L’Ufficio di difesa chiede il rito abbreviato per tutti. Rinvio delle discussioni per il pubblico ministero e per i difensori nei prossimi 25/26/e 27 ottobre 2017. E’ quanto sta avvenendo nell’ambito del processo antimafia “Stop drugs ”. Sono in tutto 24 i soggetti coinvolti nell’inchiesta coordinata dal sostituto procuratore Saverio Vertuccio, dal procuratore aggiunto Vincenzo Luberto, dal procuratore distrettuale antimafia Nicola Gratteri.
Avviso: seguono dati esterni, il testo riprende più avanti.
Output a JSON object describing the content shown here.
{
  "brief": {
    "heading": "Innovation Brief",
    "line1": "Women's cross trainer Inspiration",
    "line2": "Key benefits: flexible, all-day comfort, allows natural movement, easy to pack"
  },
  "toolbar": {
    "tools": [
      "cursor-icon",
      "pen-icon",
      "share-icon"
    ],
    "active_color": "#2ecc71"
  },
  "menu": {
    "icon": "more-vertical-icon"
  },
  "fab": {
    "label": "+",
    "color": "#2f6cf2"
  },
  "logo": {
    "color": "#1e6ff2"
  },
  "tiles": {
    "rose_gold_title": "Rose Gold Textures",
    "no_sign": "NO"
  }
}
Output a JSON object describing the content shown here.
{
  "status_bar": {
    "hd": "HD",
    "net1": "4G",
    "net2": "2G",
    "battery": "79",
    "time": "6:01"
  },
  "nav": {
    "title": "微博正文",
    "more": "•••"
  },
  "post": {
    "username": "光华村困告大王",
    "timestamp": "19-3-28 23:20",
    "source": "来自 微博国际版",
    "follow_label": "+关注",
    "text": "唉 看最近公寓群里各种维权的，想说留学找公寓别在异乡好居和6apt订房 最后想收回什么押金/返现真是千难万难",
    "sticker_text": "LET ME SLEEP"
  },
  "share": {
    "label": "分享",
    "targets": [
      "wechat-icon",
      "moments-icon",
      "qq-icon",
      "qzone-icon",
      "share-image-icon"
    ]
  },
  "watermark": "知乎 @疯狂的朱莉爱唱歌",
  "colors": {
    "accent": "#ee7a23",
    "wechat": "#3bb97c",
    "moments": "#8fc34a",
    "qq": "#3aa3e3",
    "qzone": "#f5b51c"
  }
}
L’operazione è stata portata a termine lo scorso 26 ottobre dai carabinieri del Ros e del Comando provinciale di Catanzaro e dai finanzieri del nucleo di polizia tributaria – Gico di Catanzaro, i quali hanno dato esecuzione a o13 ordinanze di custodia cautelare in carcere, emesse dal Gip su richiesta della Dda di Catanzaro. Il tutto nell’ambito di due operazioni antidroga denominate “Stop Drugs ” e “Piccoli passi” condotte rispettivamente dai carabinieri e dalla guardia di finanza. L’attività di indagine trae origine da un’altra operazione antimafia avviata nel 2009 dal Ros (operazione “Stop”) che si è concentrata sulle attività della cosca Acri-Morfò nel settore degli stupefacenti. Nel dettaglio, le due opera zioni, condotte in sinergia dai due organi di polizia, hanno consentito agli inquirenti di individuare i canali di approvvigionamento del narcotraffico e definire le modalità di “smistamento” sul territorio. Il business, secondo la tesi accusatoria, ruota attorno alla cocaina, all’eroina, alla marjiuana, all’hashish. E lo smercio avrebbe avuto luogo in piazze importanti della Sibaritide, tra cui Rossano e comuni limitrofi. A incastrare gli indagati l’utilizzo e l’impiego di intercettazioni ambientali e telefoniche.
Tra le fonti di approvvigionamento anche la Francia.